At long last, the city has begun selling the houses it seized for unpaid taxes last year.
Five new owners agreed to make substantial renovations — in the tens of thousands of dollars — to bring their new properties up to code. They also agreed to purchase prices high enough that the city made back almost all of what it lost in delinquent taxes on those properties.
City Council members had hoped to sell many houses before winter. The process instead took 10 months, but it’s finally under way.
On Monday, the council sold five houses — and nearly sold a sixth, but two more bids came in at the last minute. In response, the council decided to allow bidding to continue until Friday before making a final decision.
For the five houses sold Monday, the city received a total of $99,500.
That’s almost exactly as much as the city was owed in taxes on those houses: $99,936.

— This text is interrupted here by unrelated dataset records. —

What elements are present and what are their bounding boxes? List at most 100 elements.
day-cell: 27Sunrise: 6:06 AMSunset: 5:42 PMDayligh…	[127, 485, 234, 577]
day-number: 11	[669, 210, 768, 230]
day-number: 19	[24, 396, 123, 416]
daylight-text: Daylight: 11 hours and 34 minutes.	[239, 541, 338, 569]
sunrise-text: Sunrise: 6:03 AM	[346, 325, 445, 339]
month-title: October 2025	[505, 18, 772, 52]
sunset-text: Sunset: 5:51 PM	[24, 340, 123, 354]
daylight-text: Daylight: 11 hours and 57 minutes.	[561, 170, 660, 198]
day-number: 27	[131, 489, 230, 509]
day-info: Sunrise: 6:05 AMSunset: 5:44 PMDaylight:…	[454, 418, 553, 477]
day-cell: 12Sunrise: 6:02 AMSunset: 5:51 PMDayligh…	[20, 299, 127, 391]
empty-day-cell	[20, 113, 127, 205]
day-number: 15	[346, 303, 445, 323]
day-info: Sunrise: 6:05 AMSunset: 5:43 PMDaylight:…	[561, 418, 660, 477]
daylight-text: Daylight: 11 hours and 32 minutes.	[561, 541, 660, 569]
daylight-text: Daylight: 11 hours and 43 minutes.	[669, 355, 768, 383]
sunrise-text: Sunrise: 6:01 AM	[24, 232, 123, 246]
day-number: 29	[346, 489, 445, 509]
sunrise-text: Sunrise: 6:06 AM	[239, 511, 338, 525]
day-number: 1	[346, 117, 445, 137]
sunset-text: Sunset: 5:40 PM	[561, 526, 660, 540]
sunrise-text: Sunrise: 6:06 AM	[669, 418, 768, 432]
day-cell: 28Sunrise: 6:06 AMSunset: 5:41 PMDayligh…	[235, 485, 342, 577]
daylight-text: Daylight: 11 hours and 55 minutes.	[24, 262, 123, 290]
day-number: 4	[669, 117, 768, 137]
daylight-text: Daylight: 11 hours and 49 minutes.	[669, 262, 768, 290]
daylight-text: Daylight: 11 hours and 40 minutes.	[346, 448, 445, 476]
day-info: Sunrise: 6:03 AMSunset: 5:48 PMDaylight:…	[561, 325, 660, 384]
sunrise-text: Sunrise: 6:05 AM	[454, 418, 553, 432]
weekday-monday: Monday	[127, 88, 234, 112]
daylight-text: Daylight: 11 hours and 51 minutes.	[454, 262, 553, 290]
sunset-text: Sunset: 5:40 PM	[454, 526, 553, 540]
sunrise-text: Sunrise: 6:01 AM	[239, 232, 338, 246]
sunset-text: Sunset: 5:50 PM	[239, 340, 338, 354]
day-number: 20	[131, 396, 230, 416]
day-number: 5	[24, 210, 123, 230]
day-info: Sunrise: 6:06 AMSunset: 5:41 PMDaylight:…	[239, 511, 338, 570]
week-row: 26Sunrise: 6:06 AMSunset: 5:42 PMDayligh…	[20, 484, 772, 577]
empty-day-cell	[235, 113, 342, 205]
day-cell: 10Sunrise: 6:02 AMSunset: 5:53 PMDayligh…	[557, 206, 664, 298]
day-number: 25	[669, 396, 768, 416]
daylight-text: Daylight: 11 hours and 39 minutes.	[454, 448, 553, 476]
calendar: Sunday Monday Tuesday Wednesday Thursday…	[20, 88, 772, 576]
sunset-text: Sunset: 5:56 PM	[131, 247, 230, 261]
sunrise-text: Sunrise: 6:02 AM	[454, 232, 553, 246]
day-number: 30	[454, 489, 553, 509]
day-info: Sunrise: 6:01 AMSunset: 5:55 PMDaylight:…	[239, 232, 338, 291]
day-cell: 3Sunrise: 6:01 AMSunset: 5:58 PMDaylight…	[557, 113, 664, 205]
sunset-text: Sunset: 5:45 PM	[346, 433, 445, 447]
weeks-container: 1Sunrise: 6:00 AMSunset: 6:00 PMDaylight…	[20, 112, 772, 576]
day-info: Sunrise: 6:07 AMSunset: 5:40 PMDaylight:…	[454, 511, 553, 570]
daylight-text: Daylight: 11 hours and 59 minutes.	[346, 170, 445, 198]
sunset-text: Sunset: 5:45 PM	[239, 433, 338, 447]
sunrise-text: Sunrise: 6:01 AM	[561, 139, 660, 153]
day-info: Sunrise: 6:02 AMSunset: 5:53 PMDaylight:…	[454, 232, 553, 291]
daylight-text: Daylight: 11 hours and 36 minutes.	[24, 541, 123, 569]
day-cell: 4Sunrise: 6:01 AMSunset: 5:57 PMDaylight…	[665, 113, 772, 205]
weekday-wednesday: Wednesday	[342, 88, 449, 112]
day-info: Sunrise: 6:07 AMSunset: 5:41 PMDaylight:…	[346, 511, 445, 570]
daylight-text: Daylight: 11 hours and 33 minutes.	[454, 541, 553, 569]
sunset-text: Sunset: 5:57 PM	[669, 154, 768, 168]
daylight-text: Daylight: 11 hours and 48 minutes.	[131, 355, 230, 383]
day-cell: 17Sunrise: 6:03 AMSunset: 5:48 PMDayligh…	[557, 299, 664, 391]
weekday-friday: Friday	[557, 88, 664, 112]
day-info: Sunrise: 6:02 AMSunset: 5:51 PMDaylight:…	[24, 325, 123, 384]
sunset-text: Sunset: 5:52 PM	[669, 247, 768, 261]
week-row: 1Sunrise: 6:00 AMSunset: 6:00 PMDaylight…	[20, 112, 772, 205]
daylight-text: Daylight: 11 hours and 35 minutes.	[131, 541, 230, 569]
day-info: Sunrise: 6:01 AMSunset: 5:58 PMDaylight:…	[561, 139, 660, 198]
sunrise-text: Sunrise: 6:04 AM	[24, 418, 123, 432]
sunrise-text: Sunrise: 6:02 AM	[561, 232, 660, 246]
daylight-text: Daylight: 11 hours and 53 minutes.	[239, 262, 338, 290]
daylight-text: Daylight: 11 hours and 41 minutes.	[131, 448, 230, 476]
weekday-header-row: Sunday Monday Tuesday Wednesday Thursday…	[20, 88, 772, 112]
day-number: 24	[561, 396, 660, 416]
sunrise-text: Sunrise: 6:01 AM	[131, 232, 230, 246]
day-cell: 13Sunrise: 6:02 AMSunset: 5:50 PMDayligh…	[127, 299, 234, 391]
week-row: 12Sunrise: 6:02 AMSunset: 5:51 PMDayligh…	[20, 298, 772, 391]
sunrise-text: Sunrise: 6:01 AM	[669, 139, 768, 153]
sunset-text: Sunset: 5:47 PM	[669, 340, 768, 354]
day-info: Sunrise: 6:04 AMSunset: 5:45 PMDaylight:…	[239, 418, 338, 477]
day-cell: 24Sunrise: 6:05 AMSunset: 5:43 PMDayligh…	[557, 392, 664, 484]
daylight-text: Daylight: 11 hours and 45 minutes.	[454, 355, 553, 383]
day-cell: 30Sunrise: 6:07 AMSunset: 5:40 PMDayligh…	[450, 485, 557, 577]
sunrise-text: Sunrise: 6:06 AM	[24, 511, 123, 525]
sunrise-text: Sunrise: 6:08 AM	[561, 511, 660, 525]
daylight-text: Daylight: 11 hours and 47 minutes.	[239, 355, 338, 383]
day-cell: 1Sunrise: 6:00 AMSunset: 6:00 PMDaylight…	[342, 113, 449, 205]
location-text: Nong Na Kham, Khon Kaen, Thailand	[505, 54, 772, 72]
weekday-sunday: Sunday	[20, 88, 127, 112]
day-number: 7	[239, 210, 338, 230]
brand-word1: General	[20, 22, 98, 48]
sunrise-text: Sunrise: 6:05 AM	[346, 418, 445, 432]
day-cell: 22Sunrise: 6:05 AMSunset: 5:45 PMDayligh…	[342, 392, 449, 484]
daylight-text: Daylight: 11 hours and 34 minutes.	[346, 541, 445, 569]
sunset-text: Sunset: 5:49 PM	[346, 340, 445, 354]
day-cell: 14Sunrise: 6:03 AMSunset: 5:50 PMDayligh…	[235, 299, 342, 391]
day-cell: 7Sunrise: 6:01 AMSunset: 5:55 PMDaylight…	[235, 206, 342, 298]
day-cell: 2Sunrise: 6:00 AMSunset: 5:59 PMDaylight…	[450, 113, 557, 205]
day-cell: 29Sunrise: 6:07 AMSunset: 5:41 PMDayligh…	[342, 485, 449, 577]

But the windfall came mainly through the sale of one house: 1902 Broadway, which sold for $60,000. The former owner, Timothy Will Young, owed $25,251 in back taxes.
When the city foreclosed, each property’s tax bill was wiped out. But the hope was to recoup at least some of those taxes — and the hefty cost of foreclosure — by selling the property.
The key was finding buyers who would also agree to make renovations and live in the property, rather than becoming landlords. Many of the properties were seized from landlords who collected rent but did not maintain their houses or pay the taxes.
bids coming in
After Mayor Gary McCarthy hired Realtors to sell the houses, bids started flowing. There are several more sale contracts in the pipeline, Councilman Carl Erikson said.
“This is really good progress,” he added. “I’m delighted with the number we had tonight.”
But the sudden interest in the houses was bad news to one family.
Christopher and David Malizia had intended to buy 2522 Campbell Ave. for $15,100 Monday night. They also agreed to renovations that the city estimated would cost $55,000.
But after their bid was approved by the property disposition committee and discussed by the City Council in committee last week, two more bids came in. One was filed Monday, just hours before the council meeting.
In light of that, Corporation Counsel John Polster said the council should let all the parties continue bidding before selling the property. Bids will be accepted at the Law Department office in City Hall until the end of the day Friday.
The council agreed to postpone a vote on that sale, but Erikson said it indicated a flaw in their process.
“That’s a really good problem to have, but we need to figure out a process where everyone is treated fairly,” he said.
Christopher Malizia urged the council to just sell him the property.
“I want to bring it back to life,” he said. “We plan to go full time as soon as we get the property, hit the ground running. We don’t even need the year [to finish renovations].”
He added that he doubted the other bidders had inspected the property. He and his brother walked through it before deciding to bid on it.
“They just think they can slap a coat of fresh paint on it,” he said. “They don’t know; they haven’t seen the inside.”
The brothers offered before-and-after pictures of another city property they had renovated, and noted that they were current on their city taxes. They emphasized that David Malizia would live in the two-family house.
But Polster implied that they would have to pay more to buy the house now. He told them that if they wanted it, they should offer a new bid.